6 Responses to “ Why We Need to Press Pause on Any Kind of Cannabis Promotion ”
Evidently the author hasn't read the Cannabis Act.
Putting a ban on advertising might be a good place to start with respect to limiting harm. That ban took a long time with the tobacco industry, while millions got addicted because smoking was made to seem sophisticated. With marijuana, we have a chance to never let the "image building" get started. And that ban certainly needs to be in place before marijuana in foods becomes legal next year. Otherwise, we'll have romantically themed ads for marijuana-laced chocolates for Valentine's Day by 2020.
@Matthew
In fact, Ruth Ross has read the Cannabis Act. Her concern is that companies are already circumventing government regulations.
Alcohol has destroyed so many lives. It amazes me that we let greed prevent us from passing a law to eliminate the advertising our children watch during all their favourite sporting events. Let's pursue a society that's free of drug and alcohol advertising, and set an example for the rest of the world.
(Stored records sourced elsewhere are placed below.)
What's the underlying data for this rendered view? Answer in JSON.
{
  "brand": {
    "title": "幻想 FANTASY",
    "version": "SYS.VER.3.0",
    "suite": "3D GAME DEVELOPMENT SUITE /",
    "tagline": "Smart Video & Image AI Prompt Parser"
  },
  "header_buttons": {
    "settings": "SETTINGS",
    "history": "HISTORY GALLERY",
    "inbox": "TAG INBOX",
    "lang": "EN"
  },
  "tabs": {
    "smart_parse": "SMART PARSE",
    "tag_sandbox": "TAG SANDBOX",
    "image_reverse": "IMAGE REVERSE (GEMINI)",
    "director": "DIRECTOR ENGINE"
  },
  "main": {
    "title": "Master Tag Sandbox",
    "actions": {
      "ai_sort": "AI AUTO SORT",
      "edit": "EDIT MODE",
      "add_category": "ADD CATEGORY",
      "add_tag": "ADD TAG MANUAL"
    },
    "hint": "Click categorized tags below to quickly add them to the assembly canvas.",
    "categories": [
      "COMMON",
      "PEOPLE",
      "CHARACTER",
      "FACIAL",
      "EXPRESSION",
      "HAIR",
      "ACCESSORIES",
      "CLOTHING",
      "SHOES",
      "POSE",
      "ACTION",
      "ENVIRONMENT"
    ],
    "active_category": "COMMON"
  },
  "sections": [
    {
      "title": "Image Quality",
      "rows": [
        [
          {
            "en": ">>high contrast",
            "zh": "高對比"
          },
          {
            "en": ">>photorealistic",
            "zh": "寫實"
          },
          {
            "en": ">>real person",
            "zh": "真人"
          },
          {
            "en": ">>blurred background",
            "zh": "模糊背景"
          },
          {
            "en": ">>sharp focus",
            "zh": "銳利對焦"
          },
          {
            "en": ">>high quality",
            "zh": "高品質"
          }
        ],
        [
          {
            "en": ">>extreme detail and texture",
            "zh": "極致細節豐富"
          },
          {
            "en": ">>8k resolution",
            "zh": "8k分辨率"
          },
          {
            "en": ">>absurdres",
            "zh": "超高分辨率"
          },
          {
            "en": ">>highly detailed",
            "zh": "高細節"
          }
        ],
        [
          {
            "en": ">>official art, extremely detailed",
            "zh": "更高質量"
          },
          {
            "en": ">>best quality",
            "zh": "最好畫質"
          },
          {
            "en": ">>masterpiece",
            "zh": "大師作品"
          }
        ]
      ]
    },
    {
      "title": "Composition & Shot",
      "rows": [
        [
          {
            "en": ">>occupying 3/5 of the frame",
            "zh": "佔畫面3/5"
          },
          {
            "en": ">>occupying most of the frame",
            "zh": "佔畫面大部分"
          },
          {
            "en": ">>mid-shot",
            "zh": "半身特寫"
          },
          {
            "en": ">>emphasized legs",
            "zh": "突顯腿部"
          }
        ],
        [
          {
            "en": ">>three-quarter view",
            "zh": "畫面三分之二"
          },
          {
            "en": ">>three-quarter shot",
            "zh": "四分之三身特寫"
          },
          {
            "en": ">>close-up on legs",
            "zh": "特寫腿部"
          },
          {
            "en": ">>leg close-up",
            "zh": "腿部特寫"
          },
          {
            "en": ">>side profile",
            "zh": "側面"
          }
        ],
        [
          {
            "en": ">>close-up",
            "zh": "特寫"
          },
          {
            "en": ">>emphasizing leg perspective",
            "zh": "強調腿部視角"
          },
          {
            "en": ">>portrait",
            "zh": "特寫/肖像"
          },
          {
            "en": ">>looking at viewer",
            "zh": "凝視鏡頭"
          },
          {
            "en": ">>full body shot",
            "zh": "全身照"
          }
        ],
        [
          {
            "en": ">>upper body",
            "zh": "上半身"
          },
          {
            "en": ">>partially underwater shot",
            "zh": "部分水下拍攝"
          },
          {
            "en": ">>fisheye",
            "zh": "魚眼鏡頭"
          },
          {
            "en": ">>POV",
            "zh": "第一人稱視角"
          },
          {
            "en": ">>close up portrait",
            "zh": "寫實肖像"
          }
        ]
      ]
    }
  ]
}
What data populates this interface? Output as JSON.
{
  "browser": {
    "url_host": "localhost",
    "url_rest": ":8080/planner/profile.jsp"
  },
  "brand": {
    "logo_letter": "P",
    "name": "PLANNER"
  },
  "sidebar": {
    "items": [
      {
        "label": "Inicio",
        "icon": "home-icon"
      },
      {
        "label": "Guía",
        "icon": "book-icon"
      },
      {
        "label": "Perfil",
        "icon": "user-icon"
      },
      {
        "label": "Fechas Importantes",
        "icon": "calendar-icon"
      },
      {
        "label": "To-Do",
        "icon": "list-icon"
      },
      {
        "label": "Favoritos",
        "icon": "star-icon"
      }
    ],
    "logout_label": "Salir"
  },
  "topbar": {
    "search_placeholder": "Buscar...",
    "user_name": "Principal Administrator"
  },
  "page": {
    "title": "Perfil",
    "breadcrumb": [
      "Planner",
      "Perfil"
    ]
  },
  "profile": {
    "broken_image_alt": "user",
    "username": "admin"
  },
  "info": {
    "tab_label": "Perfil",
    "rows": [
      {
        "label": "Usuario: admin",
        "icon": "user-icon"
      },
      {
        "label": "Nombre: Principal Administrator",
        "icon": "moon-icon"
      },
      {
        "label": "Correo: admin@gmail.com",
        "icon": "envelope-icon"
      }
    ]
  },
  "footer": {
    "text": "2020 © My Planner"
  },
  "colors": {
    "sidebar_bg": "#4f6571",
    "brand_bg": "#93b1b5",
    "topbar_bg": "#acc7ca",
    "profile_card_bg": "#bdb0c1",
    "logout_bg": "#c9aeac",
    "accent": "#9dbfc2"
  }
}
Finally, someone who is educated and unbiased, and talks fairly about cannabis. Thank you, Prof. Ross.
The ramifications of making all forms of cannabis legal remain unknown. The police do not have an accurate way to tell if a driver is impaired from cannabis alone, or from cannabis and alcohol. No breath test for cannabis is available at this time. And while alcohol leaves the body relatively quickly, THC may be detected days and even weeks later.